Whether I was in college or not didn't change that Beth was still asleep, but it seemed to make my parents happy, and at least it gave me something to do, some sense of purpose, but it was moments like this where I wasn't so sure of that purpose anymore. I hated this class, it sucked the life out of me in a way that physics and chemistry never could, because at least Beth was there to make the concepts interesting for me.

But this... wasn't fun, it wasn't interesting, and it didn't even apply to what I wanted to do, how the fuck would writing an essay help me build anything? But I was still stuck in 'core requirement' hell, and it would be far too long before I could actually start learning anything, before I started to feel the motivation to care.
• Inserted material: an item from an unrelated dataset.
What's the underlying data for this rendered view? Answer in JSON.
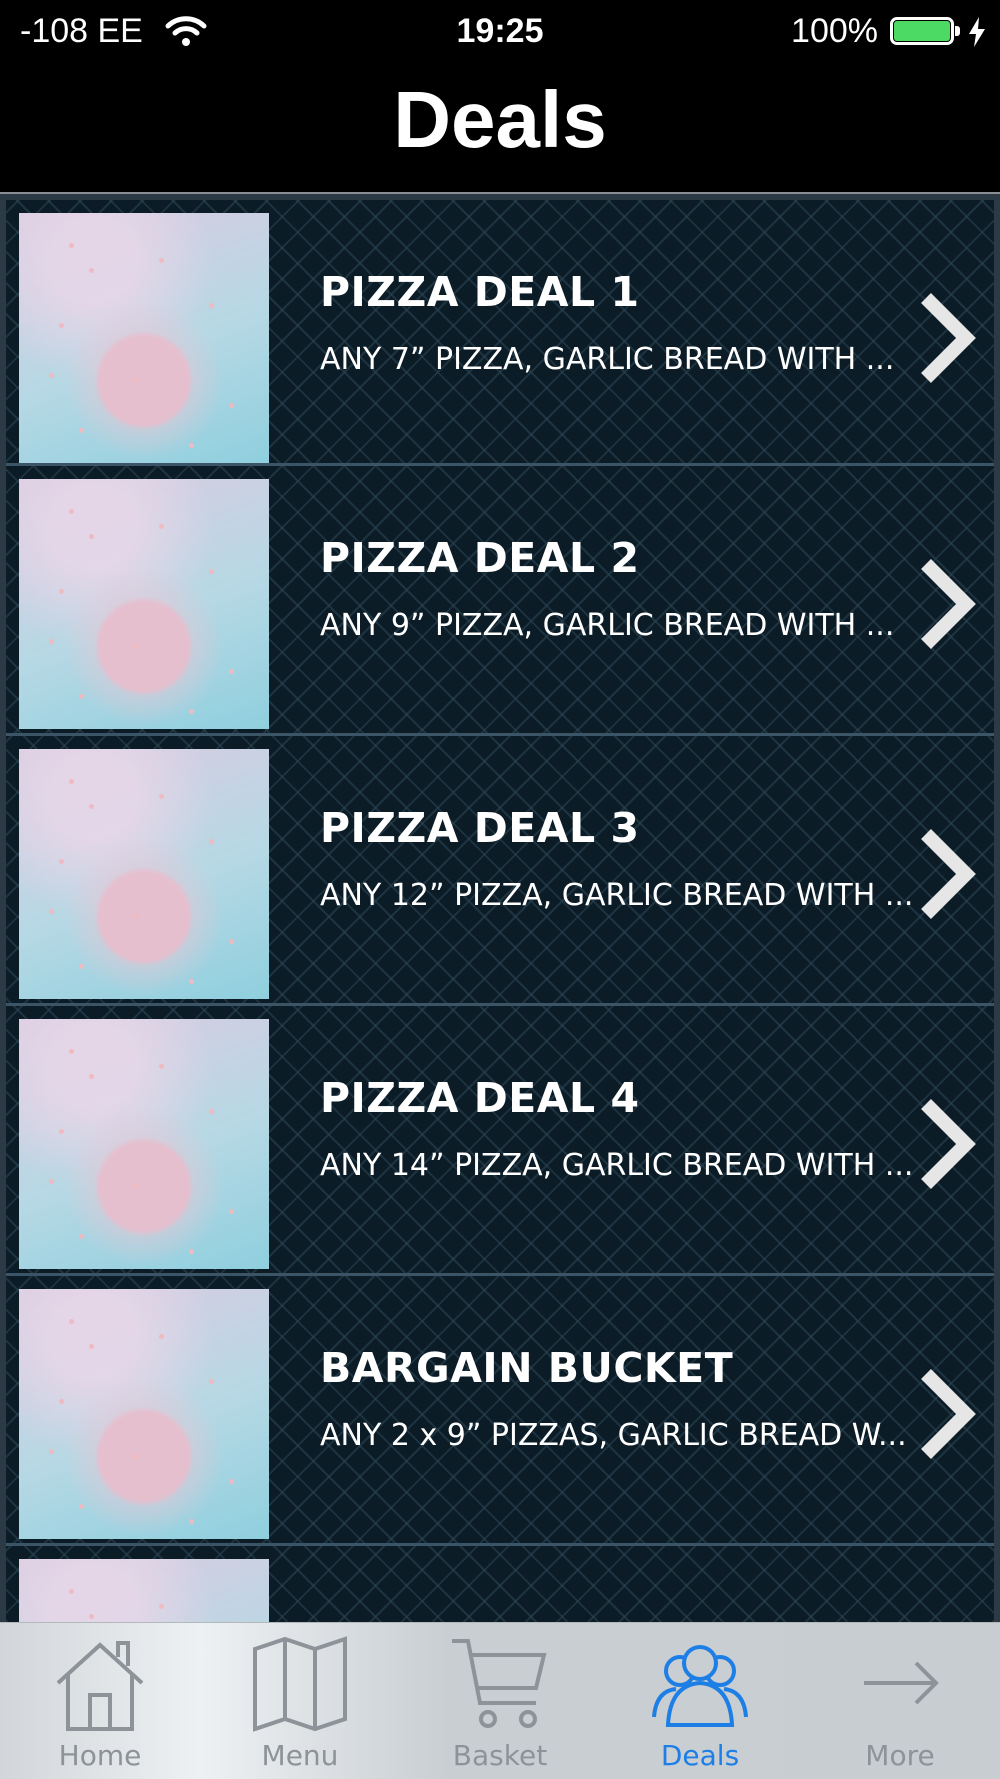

I never had this problem in that life. Everything was interesting, and there was a sense of instant gratification where what you learned had immediate visible results. You learned a jutsu, you used it, no test or essay necessary, you just could, and it was useful. The world had infinite possibilities and made concepts even from here more interesting, sealing language interpretation, the physics of combat, the chemistry of poisons, botany, anatomy, all of it took on such a new light over there... and now here I was sitting in a room with eighty other people not listening to some guy talk about the proper use of an Oxford comma.

And then my parents were so smug and proud of it, 'our genius daughter is already back in college after such a horrific event!'. They never called me a 'genius' before, it almost disgusted me to hear them say it, as if me not being brain damaged was enough to make me Einstein in their eyes. It was such fake praise too, our genius daughter, like they somehow got me to that point. I mean, yes, they twisted my arm until I gave in and went to college, but that was nothing to be proud of and said nothing about my own abilities.